Biblical Hebrew parsing on display: The Role-Lexical Module (RLM) as a tool for Role and Reference Grammar

Nicolai Winther-Nielsen

Abstract


The Role-Lexical Module (RLM) is a tool to build a lexicon of logical structure and semantic representation for Role and Reference Grammar (RRG). It was first presented in Winther-Nielsen (2008), and the present contribution explains improvements in the interface developed by project developer and designer Chris Wilson in 2008 and 2009. Using the purely structural information in the database of the Werkgroep Informatica at the Vrije Universiteit (WIVU) in Amsterdam, we display linguistic data bearing on the syntax-to-semantics linking algorithm at work in the structuralist-functional theory of RRG. In this paper, I supply further information on our new transliteration adhering to Nava Bergman's Cambridge Workboook of Biblical Hebrew (2005) as well as automated glossing and lexical selection.
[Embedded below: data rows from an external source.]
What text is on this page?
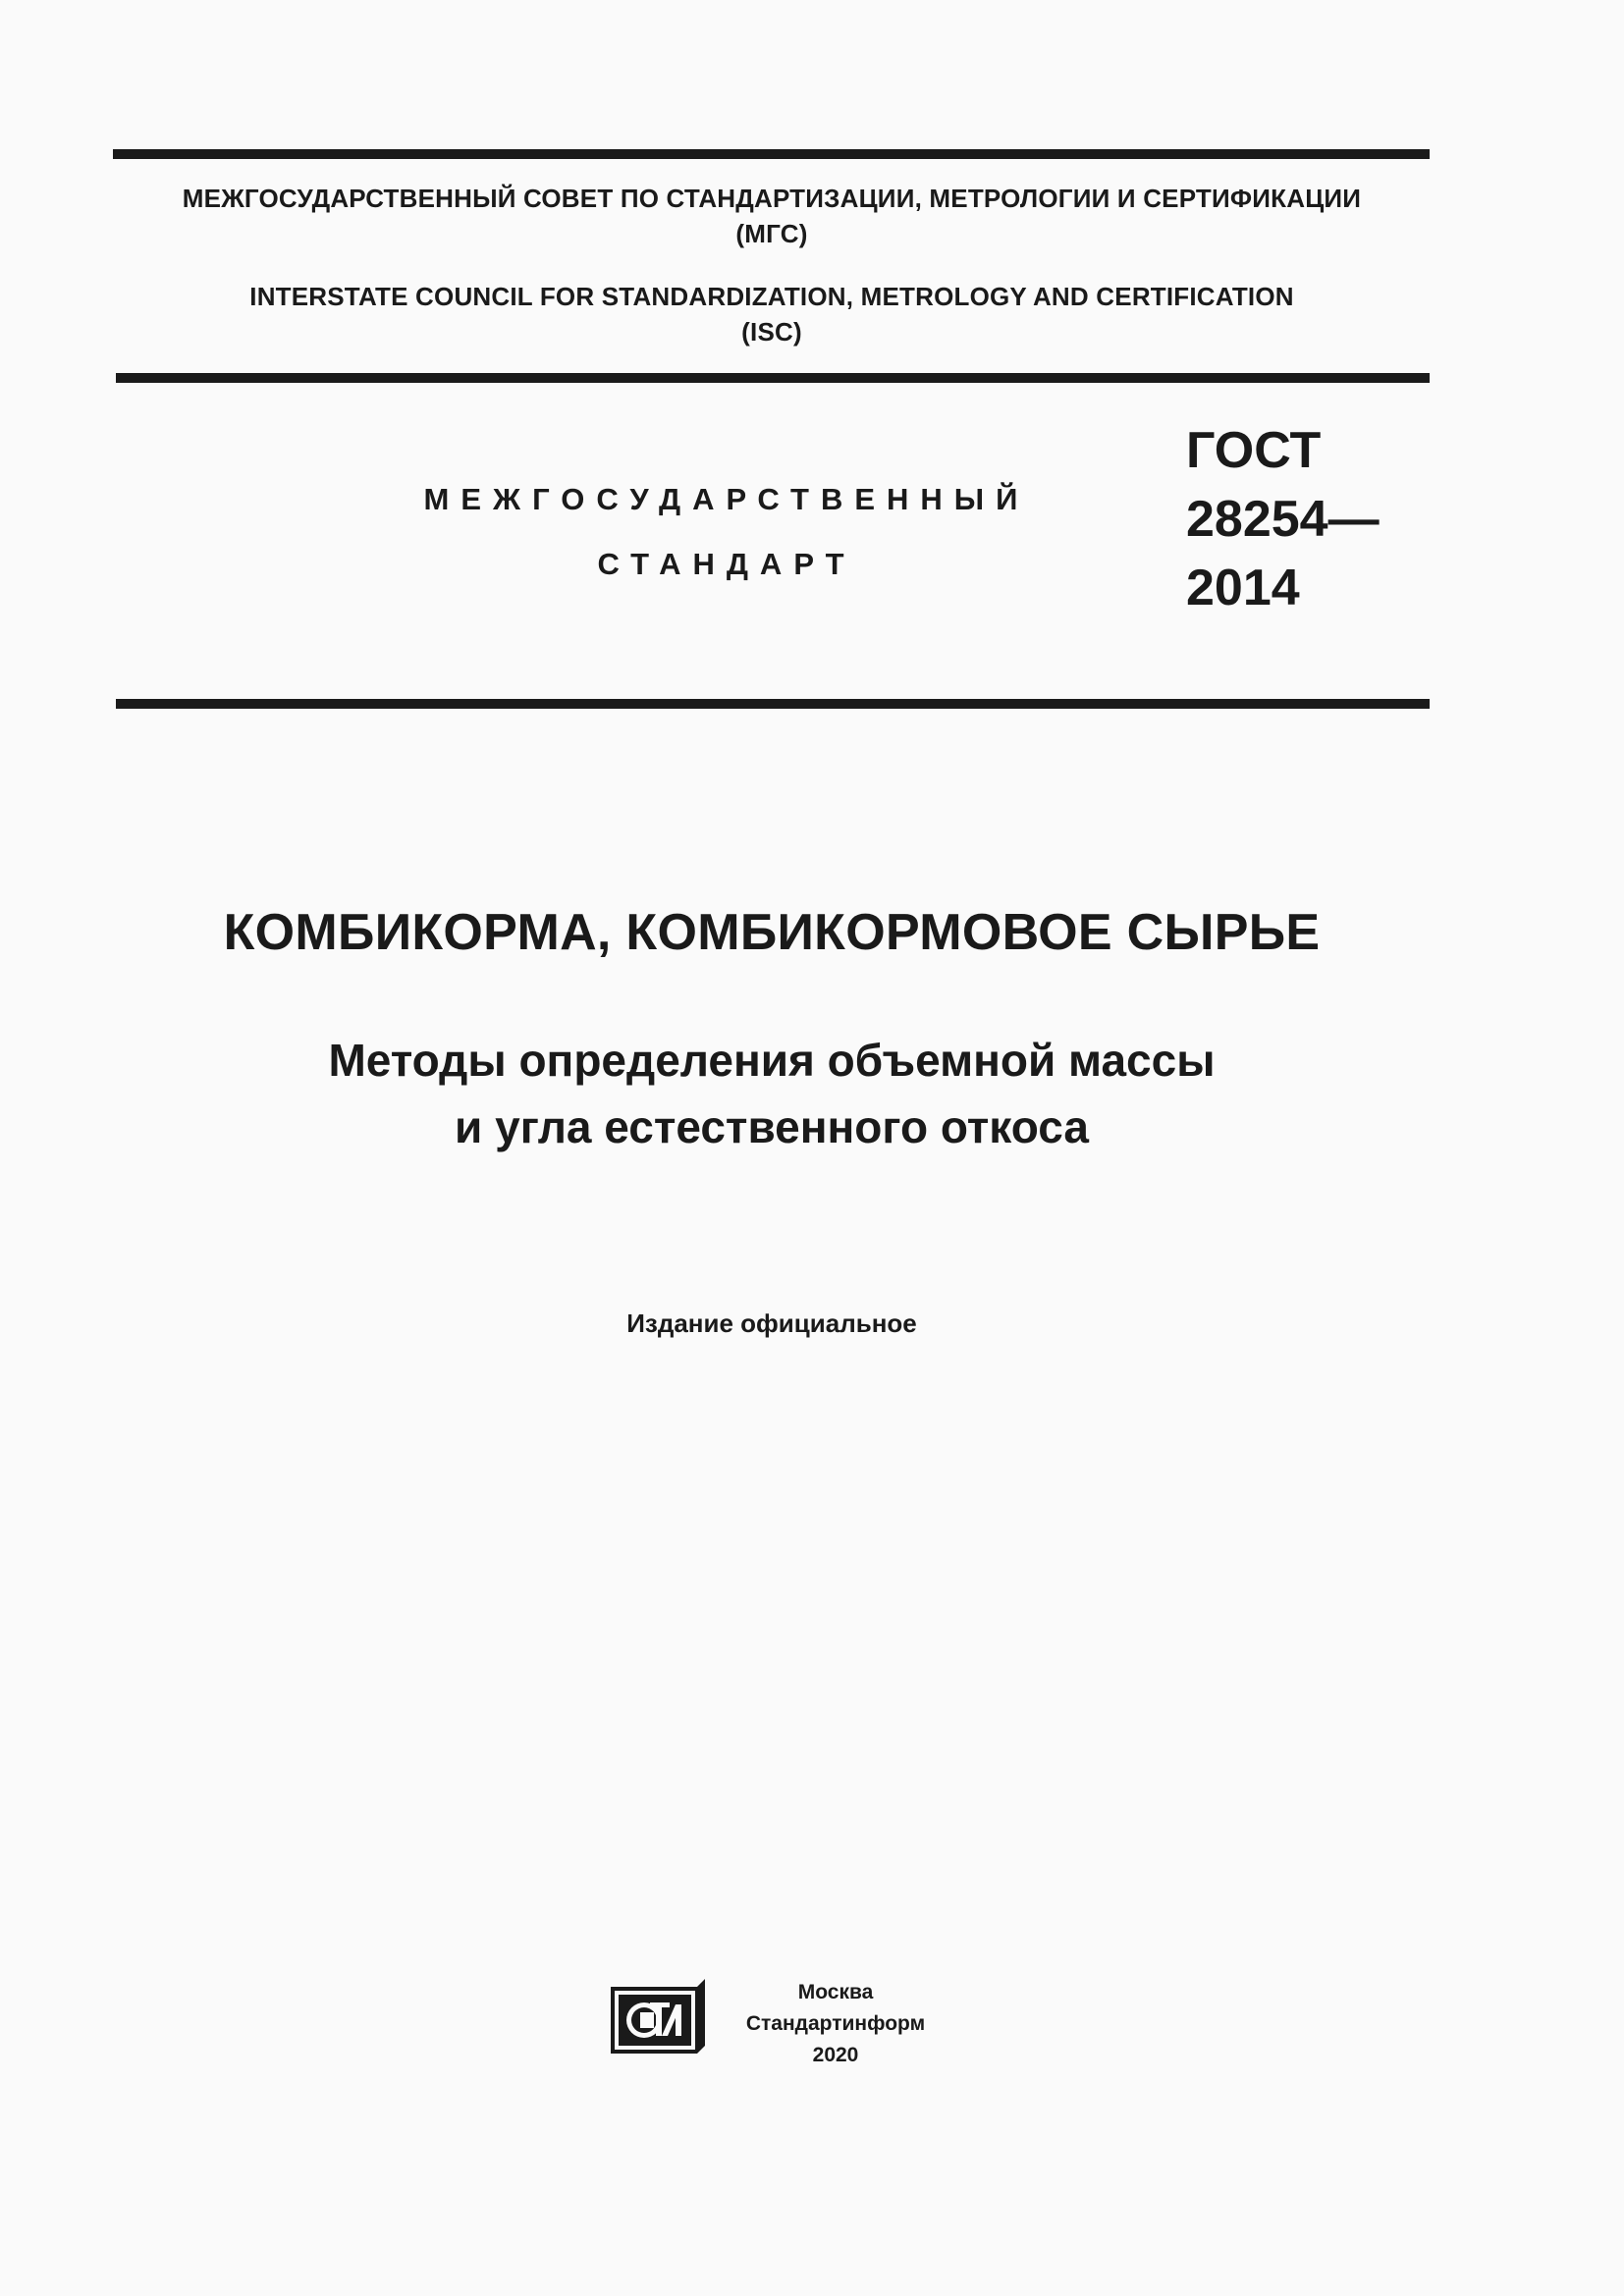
МЕЖГОСУДАРСТВЕННЫЙ СОВЕТ ПО СТАНДАРТИЗАЦИИ, МЕТРОЛОГИИ И СЕРТИФИКАЦИИ
(МГС)
INTERSTATE COUNCIL FOR STANDARDIZATION, METROLOGY AND CERTIFICATION
(ISC)
МЕЖГОСУДАРСТВЕННЫЙ
СТАНДАРТ
ГОСТ
28254—
2014
КОМБИКОРМА, КОМБИКОРМОВОЕ СЫРЬЕ
Методы определения объемной массы
и угла естественного откоса
Издание официальное
Москва
Стандартинформ
2020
The main focus of this paper is, however, to explain how a Web-application can be used to display syntactic structure in tables containing the output of rewrite rules from a chart parser. The boxes in these tables display syntactic structure in a way which resembles the syntactic trees of a projectionist theory like RRG, and adding a true tree display to the RLM-tool is by now largely a matter of funding of programming. Syntactic examples are taken from our Genesis 1-3 corpus (i.e. Gen 1:1-3, 5, 16, 27; 2:5), and the issue of syntactic templates is brought up. For the initial sentence (Gen 1:1), I briefly discuss the logical structure and the semantic representation of the core combined with thematic roles. I conclude by proposing how this tool can be improved and used for other languages, and how it has teaching potential for online linguistic courses as well as learning tools using our database technology.